Anders als bei der Vierschanzentournee gibt es bei der Norwegen-Tour, die am Freitag am legendären Holmenkollen startete und am 19. März auf dem Monsterbakken in Vikersund endet, keine Atempause. Denn in die Gesamtwertung fließen auch die Sprünge in der Qualifikation und in den beiden Teamwettbewerben ein. Der kleinste Patzer kann das Ende aller Ambitionen bedeuten. "Wir bewegen uns im Grenzbereich und werden die Anforderungen keinesfalls unterschätzen", erklärte Bundestrainer Werner Schuster.
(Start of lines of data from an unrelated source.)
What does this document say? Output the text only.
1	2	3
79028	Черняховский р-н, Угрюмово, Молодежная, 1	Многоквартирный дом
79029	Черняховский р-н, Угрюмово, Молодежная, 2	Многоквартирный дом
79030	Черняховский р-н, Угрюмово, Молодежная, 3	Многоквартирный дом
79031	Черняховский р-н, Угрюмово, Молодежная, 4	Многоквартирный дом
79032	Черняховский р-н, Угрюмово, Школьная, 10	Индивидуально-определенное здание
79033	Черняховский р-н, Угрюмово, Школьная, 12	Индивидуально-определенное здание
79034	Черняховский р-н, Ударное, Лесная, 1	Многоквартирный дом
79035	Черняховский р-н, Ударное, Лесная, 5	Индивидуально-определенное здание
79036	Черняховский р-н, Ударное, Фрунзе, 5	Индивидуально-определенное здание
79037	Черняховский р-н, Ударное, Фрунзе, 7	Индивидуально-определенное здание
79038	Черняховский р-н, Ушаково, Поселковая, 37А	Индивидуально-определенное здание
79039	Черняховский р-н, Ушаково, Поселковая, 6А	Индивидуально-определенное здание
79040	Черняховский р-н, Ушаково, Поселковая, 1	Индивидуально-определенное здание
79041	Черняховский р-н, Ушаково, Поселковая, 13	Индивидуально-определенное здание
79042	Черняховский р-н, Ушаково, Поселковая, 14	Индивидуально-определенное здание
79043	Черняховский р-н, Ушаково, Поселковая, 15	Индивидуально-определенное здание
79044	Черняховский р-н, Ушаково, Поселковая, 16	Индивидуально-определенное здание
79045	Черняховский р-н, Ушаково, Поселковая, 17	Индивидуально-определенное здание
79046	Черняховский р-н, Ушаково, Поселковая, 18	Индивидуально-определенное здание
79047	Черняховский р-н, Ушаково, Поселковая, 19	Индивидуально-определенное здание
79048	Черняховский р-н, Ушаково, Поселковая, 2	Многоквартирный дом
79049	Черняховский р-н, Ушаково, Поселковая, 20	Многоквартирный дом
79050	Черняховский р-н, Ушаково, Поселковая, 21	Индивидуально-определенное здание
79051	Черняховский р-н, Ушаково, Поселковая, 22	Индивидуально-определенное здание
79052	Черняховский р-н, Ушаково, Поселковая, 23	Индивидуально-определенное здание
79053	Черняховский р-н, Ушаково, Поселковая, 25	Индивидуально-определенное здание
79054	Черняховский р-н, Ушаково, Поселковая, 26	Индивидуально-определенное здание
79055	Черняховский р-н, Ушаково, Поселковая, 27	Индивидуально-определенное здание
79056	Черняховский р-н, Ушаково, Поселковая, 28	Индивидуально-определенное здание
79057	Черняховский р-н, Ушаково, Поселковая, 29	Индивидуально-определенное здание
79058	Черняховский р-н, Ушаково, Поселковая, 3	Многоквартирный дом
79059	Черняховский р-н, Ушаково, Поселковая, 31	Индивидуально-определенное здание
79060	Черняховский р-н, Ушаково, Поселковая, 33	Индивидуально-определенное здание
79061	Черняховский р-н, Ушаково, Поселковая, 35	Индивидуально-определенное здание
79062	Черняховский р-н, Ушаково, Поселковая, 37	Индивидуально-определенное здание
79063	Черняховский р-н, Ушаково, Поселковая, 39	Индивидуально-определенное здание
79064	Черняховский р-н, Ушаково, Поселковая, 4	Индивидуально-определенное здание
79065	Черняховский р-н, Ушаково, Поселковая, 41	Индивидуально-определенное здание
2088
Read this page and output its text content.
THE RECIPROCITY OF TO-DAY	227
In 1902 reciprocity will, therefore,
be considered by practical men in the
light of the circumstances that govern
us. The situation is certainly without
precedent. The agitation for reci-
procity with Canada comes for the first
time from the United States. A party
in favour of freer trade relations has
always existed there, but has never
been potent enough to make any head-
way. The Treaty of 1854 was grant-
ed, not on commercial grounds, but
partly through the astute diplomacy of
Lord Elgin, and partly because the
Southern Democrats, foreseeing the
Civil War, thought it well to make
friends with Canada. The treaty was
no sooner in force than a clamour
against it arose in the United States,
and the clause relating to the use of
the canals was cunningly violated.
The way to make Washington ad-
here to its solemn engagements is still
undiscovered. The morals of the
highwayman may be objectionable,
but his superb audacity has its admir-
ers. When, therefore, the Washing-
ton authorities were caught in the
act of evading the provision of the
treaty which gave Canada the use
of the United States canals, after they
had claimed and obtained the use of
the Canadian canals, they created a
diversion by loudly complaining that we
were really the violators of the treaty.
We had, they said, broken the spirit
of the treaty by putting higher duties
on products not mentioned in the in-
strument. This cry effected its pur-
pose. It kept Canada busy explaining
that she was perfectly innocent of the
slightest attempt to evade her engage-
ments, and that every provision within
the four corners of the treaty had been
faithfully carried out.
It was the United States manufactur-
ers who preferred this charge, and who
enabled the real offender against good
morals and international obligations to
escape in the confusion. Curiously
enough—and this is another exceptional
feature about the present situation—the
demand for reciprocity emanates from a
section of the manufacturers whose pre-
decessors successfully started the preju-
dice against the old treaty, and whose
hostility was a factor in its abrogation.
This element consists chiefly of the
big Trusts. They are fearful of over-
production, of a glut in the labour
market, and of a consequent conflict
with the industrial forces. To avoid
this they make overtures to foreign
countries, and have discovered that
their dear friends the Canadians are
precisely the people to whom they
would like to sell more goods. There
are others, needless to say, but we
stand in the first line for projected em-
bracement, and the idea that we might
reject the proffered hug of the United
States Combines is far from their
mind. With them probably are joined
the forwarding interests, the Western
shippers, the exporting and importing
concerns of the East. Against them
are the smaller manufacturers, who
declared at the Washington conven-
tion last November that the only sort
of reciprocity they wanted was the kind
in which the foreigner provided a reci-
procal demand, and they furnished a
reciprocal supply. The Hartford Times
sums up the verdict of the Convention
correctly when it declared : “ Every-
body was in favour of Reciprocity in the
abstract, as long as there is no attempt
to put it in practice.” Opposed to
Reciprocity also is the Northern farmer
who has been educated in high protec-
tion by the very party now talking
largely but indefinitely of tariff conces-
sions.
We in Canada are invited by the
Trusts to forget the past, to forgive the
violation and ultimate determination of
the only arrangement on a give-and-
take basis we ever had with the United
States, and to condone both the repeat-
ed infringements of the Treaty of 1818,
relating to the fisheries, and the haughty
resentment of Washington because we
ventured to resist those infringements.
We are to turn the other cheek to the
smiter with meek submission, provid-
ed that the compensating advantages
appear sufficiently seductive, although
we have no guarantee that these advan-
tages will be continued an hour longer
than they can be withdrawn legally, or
Dafür ist der finanzielle Anreiz wesentlich höher als bei der Vierschanzentournee, wo der Gesamtsieger 20 000 Euro kassiert, denn auch für den Gesamt-Zweiten (30 000 Euro) und den Dritten (10 000 Euro) gibt es noch ordentlich etwas zu verdienen. "Ich finde das Konzept der ‚Raw Air' sehr spannend und glaube, dass so ein neues Projekt - gerade nach einem Highlight wie den Weltmeisterschaften - für frischen Wind in den letzten Weltcup-Wochen sorgen kann", sagte Wellinger.



Diese Meinung teilt Schuster, der neben seiner Nummer eins noch Markus Eisenbichler, Richard Freitag, Stephan Leyhe, Karl Geiger und Andreas Wank ins Rennen schickt. "Das neue Format ist ein toller Ansatz, die Athleten auf der Zielgeraden im Weltcup noch einmal in den Mittelpunkt zu rücken. Sehr positiv ist es, dass die Spitzenleistungen mit zusätzlichen Preisgeldern honoriert werden", lobte Schuster.

Los geht es heute mit der Qualifikation in Oslo, wo am Samstag ein Teamwettbewerb und am Sonntag ein Einzel folgen. Von dort geht es weiter nach Lillehammer. Dann folgt Trondheim, ehe beim Skifliegen in Vikersund das große Finale steigt. "Es wird eine Herausforderung, wer über zehn sehr stressige Tage das Niveau noch hochhalten und insgesamt 16 Sprünge auf einem Topniveau machen kann", sagte Wellinger.

Wahrscheinlich die üblichen Verdächtigen. Doppel-Weltmeister Stefan Kraft aus Österreich zählt ebenso zu den Topfavoriten wie die Team-Weltmeister aus Polen um Vierschanzentourneesieger und Weltcup-Spitzenreiter Kamil Stoch oder die zuletzt erstarkten Norweger, die ihren Heimvorteil nutzen wollen. Zwischen Kraft und Stoch geht es auch noch um den Gesamt-Weltcup.